Hosting both open mic nights and several presidential debates, life has been breathed back into the store. "Most days it's a lot more work than you would expect," said Glenn Hiller, who noted buying the store was the right move to make his family stronger and better.
"We're on the right path," Hiller stated. "Hopefully, if we don't make too many mistakes we'll be there next year too."
Jamie Brambley, executive director of the Fulton County Library, accepted a special service award plaque on behalf of the countless number of volunteers that work together to ensure the success of both the McConnellsburg and Hustontown branches. Volunteers receiving certificates of appreciation included Carolyn Benson, Betty Gail Faunce, Martin Hann, Sherry Lynn, Kay McBeath, Audrey and Ron Mitchell, Linda Portanova, Charles "Skip" Ramsey, Elder Taylor Reed, Joyce Souders, Judy Tison, Elder Curtis Udal, Jean Kies and Esther Stubbs.
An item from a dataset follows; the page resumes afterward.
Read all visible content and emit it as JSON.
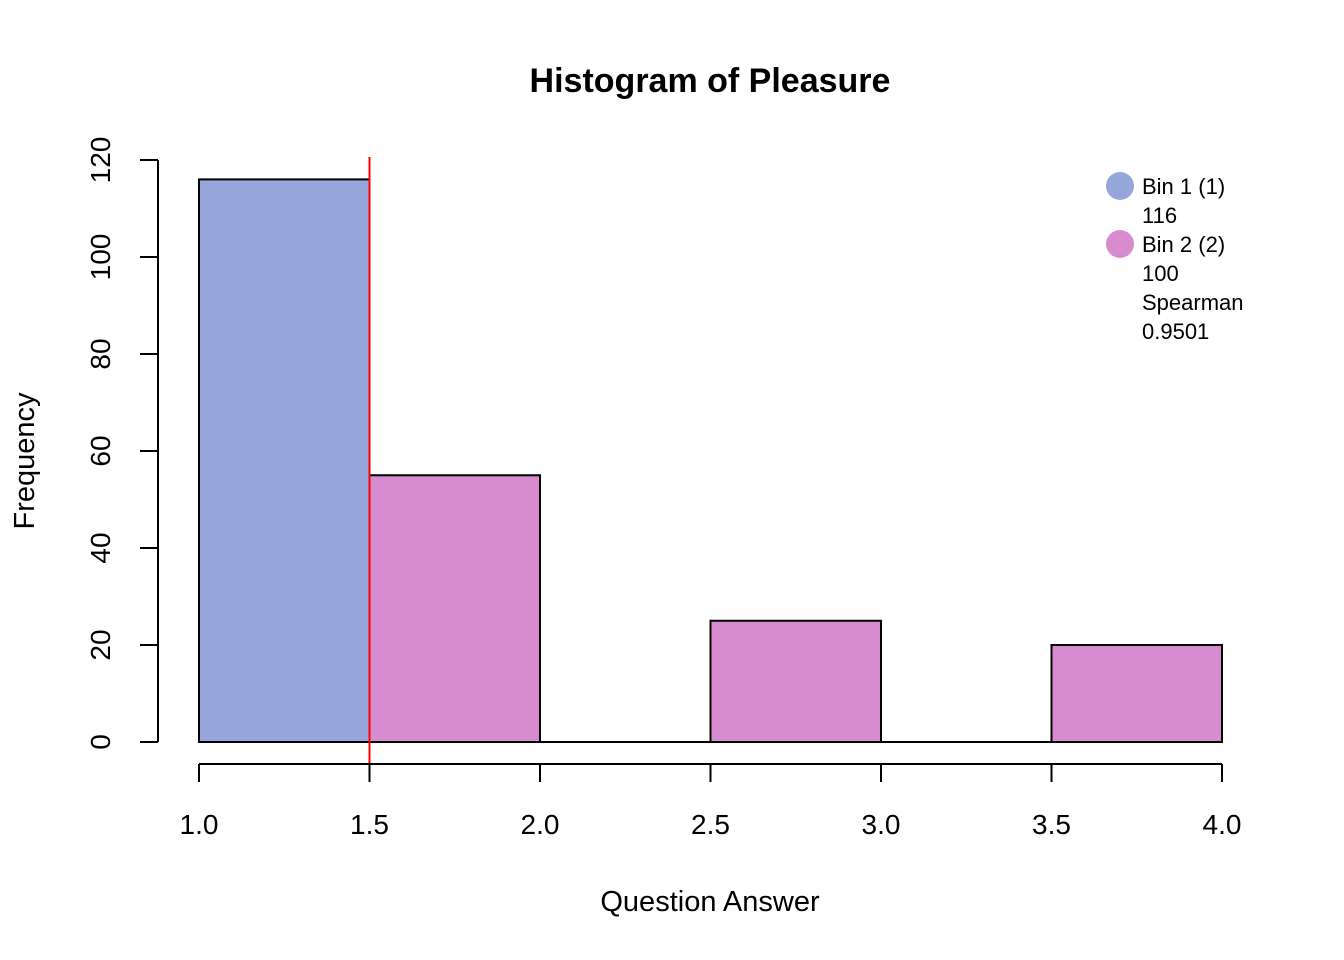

Loy Garber, vice president of the library's board of directors, shared with the crowd the history of the library, which is rich with volunteerism. Garber noted the library has survived and thrived over the decades as a result of the commitment of area volunteers, who logged more than 1,500 hours in 2008. As another testament to their dedication, Garber said that more than 32,000 individuals visited the library last year and there are just under 8,000 active cardholders in existence.